Scottish Trades Union Congress 2023
The half dozen templated motions on Ukraine submitted to this year’s STUC congress, (17th-19th April, Dundee) have been amalgamated into a single composite , to be discussed on the Wednesday morning of the congress.
Masquerading as pseudo-pacifist ‘peace proposals’, the composite is riddled with factual inaccuracies, political misrepresentations and empty phrase-mongering.
Putin’s 2022 invasion was a continuation of the Russian imperialist oppression of Ukraine dating back to Stalin and to the Tsarist Empire. Denying the right of Ukraine to exist as a state and as a nation, Putin’s war aim was, and is, genocidal.
But there is not a word of this in the composite. Instead, like Putin’s propaganda, the composite blames NATO for the war: “NATO’s expansion into Eastern Europe in the 1990s and 2000s has stoked the Ukraine conflict.”
The composite goes on to invoke the trope of “NATO escalation”: “No to NATO escalation’ … escalation (by NATO) now risks nuclear and widening war in the region.”
But every act of escalation since February of last year has been committed by Russia.
The invasion itself; the sham referendum in Russian-occupied Ukraine; the annexation of further Ukrainian territory into Russia; the mass deportations of Ukrainians, especially children; the Russification of occupied Ukraine; the threats of military aggression against neighbouring countries; the declaration of martial law in Russia; the mass mobilisation of another 300,000 Russian soldiers.
The composite bemoans the fact that “the Tories have committed £2.3 billion in arms to Ukraine during the worst cost-of-living crisis in decades.”
This is the cowards’ version, suitably tailored for a trade union audience, of the demand that Ukraine should not be provided with arms – and thereby left defenceless in the face of Russian genocidal aggression.
Completely ignored is the fact that Western arms supplies to Ukraine, even now, have always been too little, too late – enough to slow down the Russian advance, but not enough to enable Ukraine to win.
The composite calls on the STUC to “support countries such as Turkey which have offered to act as arbiters to secure a cessation of hostilities in Ukraine.”
Countless STUC congresses have passed motions condemning Turkey’s authoritarian regime, its invasions of neighbouring countries, and its repression of the Kurds. But now the STUC is being called upon to hail Turkey as the Great Peacemaker!
The composite advocates “a settlement that fully protects and embeds the rights of Ukrainian and Russian speaking communities”. But this merely smuggles in yet another ideological artefact of Putin’s propaganda.
Probably the most absurd of Putin’s ‘justifications’ for his invasion was that it was needed to save Russians in Ukraine from (non-existent) genocide.
The only threat to Ukraine’s Russian population comes from Putin. Victory for the latter would mean the destruction of political parties and free trade unions, and the export of Russian police-state authoritarianism.

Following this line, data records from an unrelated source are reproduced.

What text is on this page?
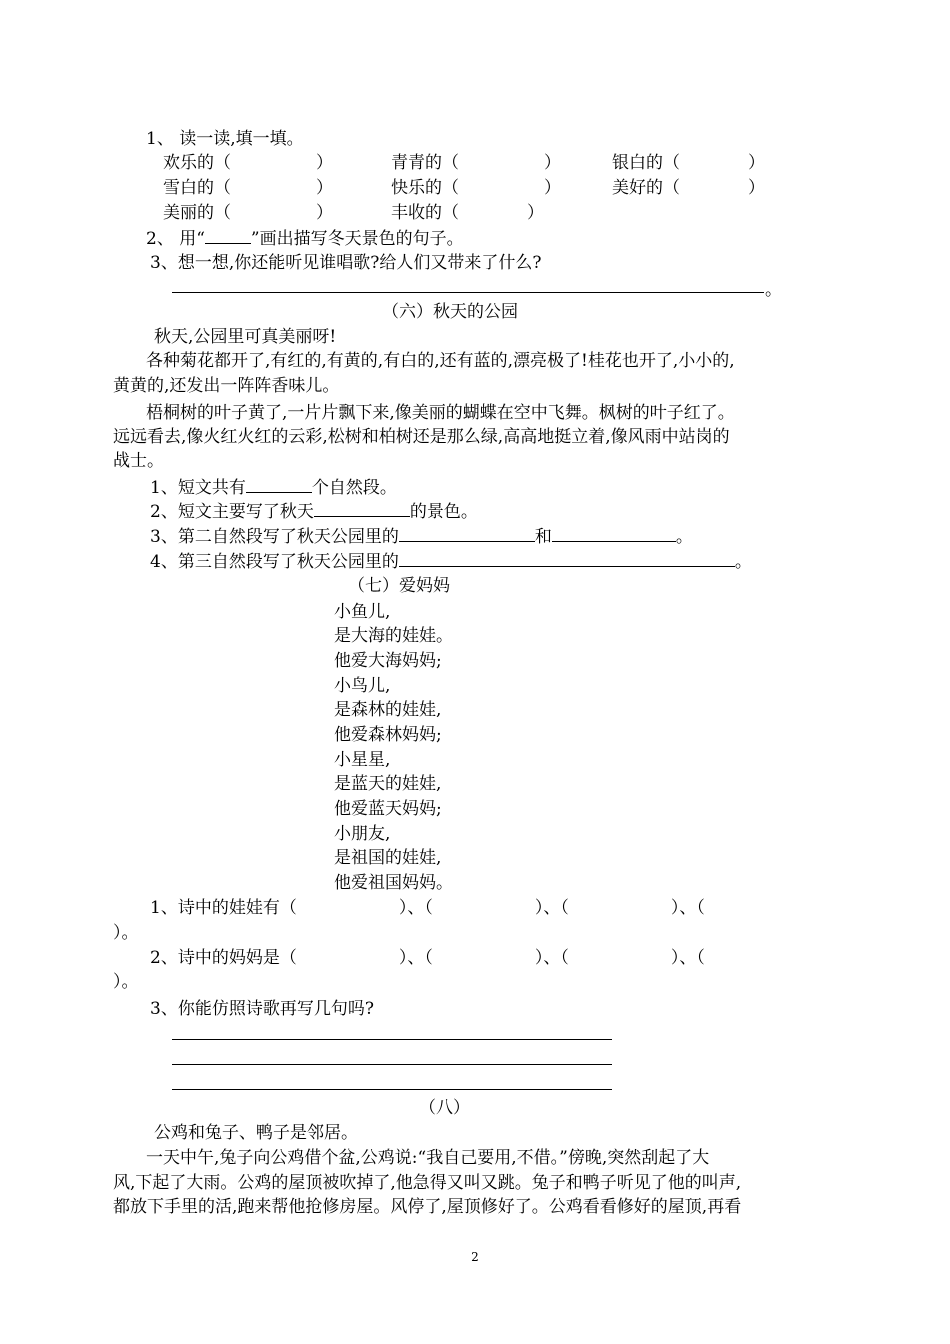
1、 读一读,填一填。
欢乐的（　　　　　）	青青的（　　　　　）	银白的（　　　　）
雪白的（　　　　　）	快乐的（　　　　　）	美好的（　　　　）
美丽的（　　　　　）	丰收的（　　　　）
2、 用“	”画出描写冬天景色的句子。
3、想一想,你还能听见谁唱歌?给人们又带来了什么?
。
（六）秋天的公园
秋天,公园里可真美丽呀!
各种菊花都开了,有红的,有黄的,有白的,还有蓝的,漂亮极了!桂花也开了,小小的,
黄黄的,还发出一阵阵香味儿。
梧桐树的叶子黄了,一片片飘下来,像美丽的蝴蝶在空中飞舞。枫树的叶子红了。
远远看去,像火红火红的云彩,松树和柏树还是那么绿,高高地挺立着,像风雨中站岗的
战士。
1、短文共有	个自然段。
2、短文主要写了秋天	的景色。
3、第二自然段写了秋天公园里的	和	。
4、第三自然段写了秋天公园里的	。
（七）爱妈妈
小鱼儿,
是大海的娃娃。
他爱大海妈妈;
小鸟儿,
是森林的娃娃,
他爱森林妈妈;
小星星,
是蓝天的娃娃,
他爱蓝天妈妈;
小朋友,
是祖国的娃娃,
他爱祖国妈妈。
1、诗中的娃娃有（　　　　　　）、（　　　　　　）、（　　　　　　）、（
）。
2、诗中的妈妈是（　　　　　　）、（　　　　　　）、（　　　　　　）、（
）。
3、你能仿照诗歌再写几句吗?
（八）
公鸡和兔子、鸭子是邻居。
一天中午,兔子向公鸡借个盆,公鸡说:“我自己要用,不借。”傍晚,突然刮起了大
风,下起了大雨。公鸡的屋顶被吹掉了,他急得又叫又跳。兔子和鸭子听见了他的叫声,
都放下手里的活,跑来帮他抢修房屋。风停了,屋顶修好了。公鸡看看修好的屋顶,再看
2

That is why Ukraine’s Russophones and ethnic Russians are solid in their support for Ukraine’s war against Russian aggression.
A passing ritualistic reference to “solidarity with ordinary Ukrainians” contained in two of the original six motions has been incorporated into the composite.
The expression “ordinary Ukrainians” is presumably intended to allow speakers backing the composite to draw a distinction between “ordinary Ukrainians” and the Nazis who have supposedly run riot in Ukraine since 2014.
But the myths of “the Maidan Nazi coup” and “Ukro-nazism” are staples of Russian propaganda. Those who use the same rhetoric should recognise the political agenda which they thereby serve.
More importantly, what does solidarity with Ukraine and its people actually mean?
The overwhelming majority of Ukrainians are against any territorial concessions to Russia (which would only encourage Putin to come back for more), see no point in negotiations (with a pathological liar like Putin), and want more weapons to defend their territory and their nation (because they know that their very existence as a state and as a people is under threat).
Again, all this is absent from the composite; It professes ‘solidarity’ with “ordinary Ukrainians” – but denies them the solidarity which they are demanding.
The composite concludes by urging trade union bodies to affiliate to the Stop the war Coalition (STW), a rump organisation, incapable of mobilising more than a couple of thousand people for its national demonstrations.
It has no links with Ukrainian trade unions. It has not raised a penny of material support for Ukrainian trade unions. It has never organised a solidarity delegation to Ukraine. And it has not supported a single protest organised by Ukrainian communities in Britain.
Prior to the 2022 invasion STW blithely dismissed warnings that an invasion was imminent as Tory and NATO scaremongering and warmongering.
It has not given a platform to Ukrainian trade unionists. But it has given a platform to the sham Ukrainian Pacifist Movement. Delegates should be absolutely clear: In advocating support for STW the composite is calling on the STUC to turn its back, quite literally, on Ukraine and on Ukrainian communities in Britain.
The choice before congress delegates is straightforward: Solidarity with Ukraine – or supporting a composite which denies Ukrainians the solidarity which they have a right to expect from the international trade union movement.